Dr Basch was placed on probation for 35 months from Jan. 8 by the Medical Board of California, which accused her in May 2019 of over-prescribing pain relievers to five patients and poor record keeping.
Basch said she found the process punitive and was frustrated with the board’s policy requiring doctors to remove their chronic pain patients from pain medication.
“We need to be able to treat people with pain,” Basch told The Times-Standard in January.
“I don’t know all the implications,” Basch said. “It is possible for BlueCross BlueShield patients that I am off-grid. “
Basch said the board selected five patients who were already taking very high doses of opioids when they accepted them as patients and that a random sample would have painted a different picture.
Several Basch patients in 2019 said the doctor was instrumental in helping them find ways other than medication to manage their chronic pain resulting from conditions such as fibromyalgia, a disorder characterized by generalized musculoskeletal pain. throughout the body.

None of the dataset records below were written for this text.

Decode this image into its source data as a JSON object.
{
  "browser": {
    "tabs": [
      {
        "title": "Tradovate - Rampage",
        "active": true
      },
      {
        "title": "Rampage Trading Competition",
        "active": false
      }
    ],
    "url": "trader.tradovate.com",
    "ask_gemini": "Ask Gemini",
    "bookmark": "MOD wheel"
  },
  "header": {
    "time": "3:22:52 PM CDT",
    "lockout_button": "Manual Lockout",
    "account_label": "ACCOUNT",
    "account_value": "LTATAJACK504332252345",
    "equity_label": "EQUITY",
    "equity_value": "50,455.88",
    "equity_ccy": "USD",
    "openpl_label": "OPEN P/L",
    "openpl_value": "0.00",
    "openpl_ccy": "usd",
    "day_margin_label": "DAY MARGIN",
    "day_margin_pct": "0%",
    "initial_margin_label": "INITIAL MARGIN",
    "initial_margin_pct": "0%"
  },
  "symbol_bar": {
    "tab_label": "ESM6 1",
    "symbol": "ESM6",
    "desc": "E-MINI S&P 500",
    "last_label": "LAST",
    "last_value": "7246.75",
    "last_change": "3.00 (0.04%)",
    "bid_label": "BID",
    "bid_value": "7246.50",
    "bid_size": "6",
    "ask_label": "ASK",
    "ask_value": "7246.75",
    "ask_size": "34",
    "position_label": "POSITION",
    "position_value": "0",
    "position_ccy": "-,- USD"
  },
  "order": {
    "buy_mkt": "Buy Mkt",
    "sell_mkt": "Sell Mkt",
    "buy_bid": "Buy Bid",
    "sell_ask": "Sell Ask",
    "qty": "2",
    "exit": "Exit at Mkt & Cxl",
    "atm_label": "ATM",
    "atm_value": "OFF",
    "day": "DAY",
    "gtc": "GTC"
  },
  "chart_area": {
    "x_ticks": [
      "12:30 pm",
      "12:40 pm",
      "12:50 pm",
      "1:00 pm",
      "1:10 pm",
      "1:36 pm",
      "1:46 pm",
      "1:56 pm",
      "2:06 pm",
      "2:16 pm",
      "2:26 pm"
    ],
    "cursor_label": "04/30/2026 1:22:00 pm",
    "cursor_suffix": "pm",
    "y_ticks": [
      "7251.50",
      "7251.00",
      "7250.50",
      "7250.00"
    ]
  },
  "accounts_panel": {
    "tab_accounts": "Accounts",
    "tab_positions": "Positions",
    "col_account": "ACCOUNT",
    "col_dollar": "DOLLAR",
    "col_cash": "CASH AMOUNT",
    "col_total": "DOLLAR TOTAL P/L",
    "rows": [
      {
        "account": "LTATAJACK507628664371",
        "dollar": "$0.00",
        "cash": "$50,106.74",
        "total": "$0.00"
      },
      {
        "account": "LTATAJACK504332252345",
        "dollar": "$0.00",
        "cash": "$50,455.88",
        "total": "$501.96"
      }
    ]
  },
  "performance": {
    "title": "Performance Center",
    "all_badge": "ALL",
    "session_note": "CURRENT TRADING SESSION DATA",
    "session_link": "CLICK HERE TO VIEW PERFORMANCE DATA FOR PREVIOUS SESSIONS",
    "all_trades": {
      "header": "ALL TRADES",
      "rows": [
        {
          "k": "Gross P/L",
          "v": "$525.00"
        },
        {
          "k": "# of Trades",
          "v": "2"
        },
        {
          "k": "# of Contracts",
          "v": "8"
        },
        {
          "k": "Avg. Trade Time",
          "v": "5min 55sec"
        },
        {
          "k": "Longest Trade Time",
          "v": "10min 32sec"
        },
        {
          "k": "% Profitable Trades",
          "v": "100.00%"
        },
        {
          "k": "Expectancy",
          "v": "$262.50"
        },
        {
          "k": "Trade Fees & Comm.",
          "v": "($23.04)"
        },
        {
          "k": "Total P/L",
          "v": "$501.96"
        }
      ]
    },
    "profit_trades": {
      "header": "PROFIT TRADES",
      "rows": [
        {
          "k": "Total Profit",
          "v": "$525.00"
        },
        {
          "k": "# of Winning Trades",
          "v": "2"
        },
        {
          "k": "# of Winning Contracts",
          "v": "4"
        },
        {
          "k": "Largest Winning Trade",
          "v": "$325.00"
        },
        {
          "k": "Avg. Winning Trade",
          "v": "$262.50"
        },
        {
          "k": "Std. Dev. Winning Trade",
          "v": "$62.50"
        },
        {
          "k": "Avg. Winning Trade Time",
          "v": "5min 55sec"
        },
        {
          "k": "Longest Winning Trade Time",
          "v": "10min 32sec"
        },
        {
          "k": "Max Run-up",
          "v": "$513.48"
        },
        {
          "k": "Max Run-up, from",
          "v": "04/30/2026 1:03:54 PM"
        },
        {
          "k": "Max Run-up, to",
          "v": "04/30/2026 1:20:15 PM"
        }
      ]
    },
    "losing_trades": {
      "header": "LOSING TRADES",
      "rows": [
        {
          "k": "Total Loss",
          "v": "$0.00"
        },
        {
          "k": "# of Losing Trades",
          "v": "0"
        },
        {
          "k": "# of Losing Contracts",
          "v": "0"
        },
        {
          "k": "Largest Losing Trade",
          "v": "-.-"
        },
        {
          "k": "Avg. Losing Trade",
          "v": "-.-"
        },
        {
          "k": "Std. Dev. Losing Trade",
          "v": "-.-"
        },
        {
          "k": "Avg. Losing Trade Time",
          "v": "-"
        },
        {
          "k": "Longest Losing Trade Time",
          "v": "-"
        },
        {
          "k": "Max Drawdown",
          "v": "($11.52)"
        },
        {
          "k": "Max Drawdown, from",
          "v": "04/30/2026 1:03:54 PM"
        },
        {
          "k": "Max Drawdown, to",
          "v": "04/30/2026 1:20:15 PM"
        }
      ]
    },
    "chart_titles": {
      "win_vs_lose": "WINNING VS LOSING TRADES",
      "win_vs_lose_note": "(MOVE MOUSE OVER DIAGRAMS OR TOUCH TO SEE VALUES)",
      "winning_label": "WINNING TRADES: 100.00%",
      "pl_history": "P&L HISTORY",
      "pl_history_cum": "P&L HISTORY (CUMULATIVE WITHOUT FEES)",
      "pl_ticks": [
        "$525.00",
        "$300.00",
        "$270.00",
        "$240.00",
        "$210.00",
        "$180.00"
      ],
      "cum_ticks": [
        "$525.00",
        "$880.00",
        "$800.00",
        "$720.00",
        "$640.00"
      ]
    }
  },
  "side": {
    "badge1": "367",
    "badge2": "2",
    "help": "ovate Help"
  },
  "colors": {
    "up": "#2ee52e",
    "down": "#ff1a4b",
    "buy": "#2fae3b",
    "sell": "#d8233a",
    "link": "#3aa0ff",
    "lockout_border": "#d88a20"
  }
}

“The opioid epidemics (prescribed and illicit) have duly triggered updated guidelines and tighter regulatory oversight of prescription opioids, but over the past two years the ground has also changed in terms of medical opinion. regarding opioid decrease in “old” pain patients, ”Basch wrote in an Aug. 5 letter to the board.
The Centers for Disease Control and Prevention has released updated guidelines for prescribing opioids to patients with chronic pain, which indicates that patients with pain who have historically been prescribed high doses of opioids may have developed physical and psychological dependence on the drug which may make gradual reduction difficult and reduction should be done with their consent.
On April 9, 2019, the Food and Drug Administration issued a safety announcement stating that severe damage could result in “sudden stopping of these drugs in patients who are physically dependent on opioid drugs or rapidly decreasing the dose.”
In order to challenge the board, Basch said she would have had to pay exorbitant legal fees and asked her patients to testify publicly on her behalf, compromising their doctor-patient confidentiality.
“I feel guilty for giving in because someone should be fighting this policy,” Basch said. “Patients in the state are dying because of this policy.”